Очень долго мне никто не встречался, только пара пастухов перекликалась вдали. Звук здесь разносится на фантастические расстояния. Пыхтение суденышка, направлявшегося к пароходу, вставшему на якорь недалеко от деревни, было слышно как за несколько сот ярдов. А нас разделяли две или три мили. Я прошел мимо астрономической обсерватории, странно-одинокой в этом горном лесу. На другом холме, дальше к востоку, я разглядел монастырь, белый среди темных кипарисов, стоящих вокруг него на страже. Вид становился все красивее и красивее с каждым новым этапом подъема. Напротив Арголия, словно рельефная карта, вся изрезанная, в рамке крохотных заливов с розовато-оранжевыми утесами по берегам, а дальше от береговой полосы – темно-зеленые сосновые леса. Но леса здесь так открыты, так пронизаны воздухом, что не возникает ощущения мрачности, свойственной дальнему северу. Ничего подобного страшным лесам на реке Пасвик в арктической части Норвегии, где я побывал три года назад. Здесь вы можете разглядеть и лес, и деревья, ;леса несут облегчение, как рощи – укрытие от знойных голых равнин. Арголия, кажется, хорошо заселена – две-три белые россыпи деревень и повсюду веснушки отдельных ферм и одиноко стоящих коттеджей. Только срединные горы бесплодны и не заселены. Правее – очаровательные острова, окружившие Гидру, и сама Гидра – голубая, бледно-зеленая и розовая – плывет в синем, словно цветки вероники, море. Массивные острова с отвесными скалистыми берегами, огромными утесами и обнаженной породой на таком расстоянии словно уравновешивают друг друга. Все краски живые, яркие, но не кричащие, пастель, только без размытости, акварель, но неразбавленная, густая. Направо, над заливом Навплиа, высокие горы Центрального Пелопоннеса – покрытые снегом, они лежат низко на горизонте, словно розовые облака, поблескивающие под косыми лучами солнца. Дальние вершины, скалы, деревни и бесконечный ковер моря.

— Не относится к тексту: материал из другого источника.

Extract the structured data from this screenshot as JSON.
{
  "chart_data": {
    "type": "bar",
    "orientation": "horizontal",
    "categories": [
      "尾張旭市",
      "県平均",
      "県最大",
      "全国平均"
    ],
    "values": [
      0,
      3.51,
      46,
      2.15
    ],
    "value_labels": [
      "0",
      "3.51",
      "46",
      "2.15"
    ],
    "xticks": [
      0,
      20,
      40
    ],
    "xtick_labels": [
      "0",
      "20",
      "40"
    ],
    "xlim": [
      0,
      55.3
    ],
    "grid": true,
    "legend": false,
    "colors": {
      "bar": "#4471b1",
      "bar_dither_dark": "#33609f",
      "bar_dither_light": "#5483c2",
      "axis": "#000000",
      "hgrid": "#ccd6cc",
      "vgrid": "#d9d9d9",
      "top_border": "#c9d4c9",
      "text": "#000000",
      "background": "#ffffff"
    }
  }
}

Я взбирался все выше и выше и вдруг попал на немощеную дорогу: я оказался на самом гребне центрального хребта острова, омываемый солнечным светом; волнующееся море сосновых крон подо мной спускалось к южному берегу, гораздо менее населенному, чем северный: там всего несколько домов и одна-две виллы. Солнце стояло над Спартой; море между Спетсаи и Пелопоннесом ослепительно сверкало, раскрашенное в самые разные цвета ерошившими его ветерками. Далеко внизу костер у какого-то дома посылал высоко в воздух совершенно прямой столб дыма, но наверху, где я стоял, слегка дул свежий ветерок, смягчавший солнечное тепло. Поблизости я увидел человека – первого за все время, он резал хворост. Появились еще двое – на осликах. Один из них остановился рядом со мной, уперся в меня взглядом, улыбнулся и что-то резко сказал. На нем – весь в пятнах голубой берет и рваные брюки; лицо смуглое, как льняное масло, как старая крикетная бита, а еще у него были хорошие густые усы. Он повторил ту же фразу, что произнес раньше. Я что-то пробормотал. Он снова уперся в меня взглядом. «Англике», – сказал я.
– А! – Он кивнул, слегка пожал плечами, ударил пятками осла и проехал мимо, больше не удостоив меня взглядом. Его спутник, на другом ослике, казавшемся совсем крохотным под целой горой сосновых веток, проехал мимо меня с дружелюбным «Кал\'эмера ас»
154.
– Кал\'эмера, – ответил я и пошел дальше.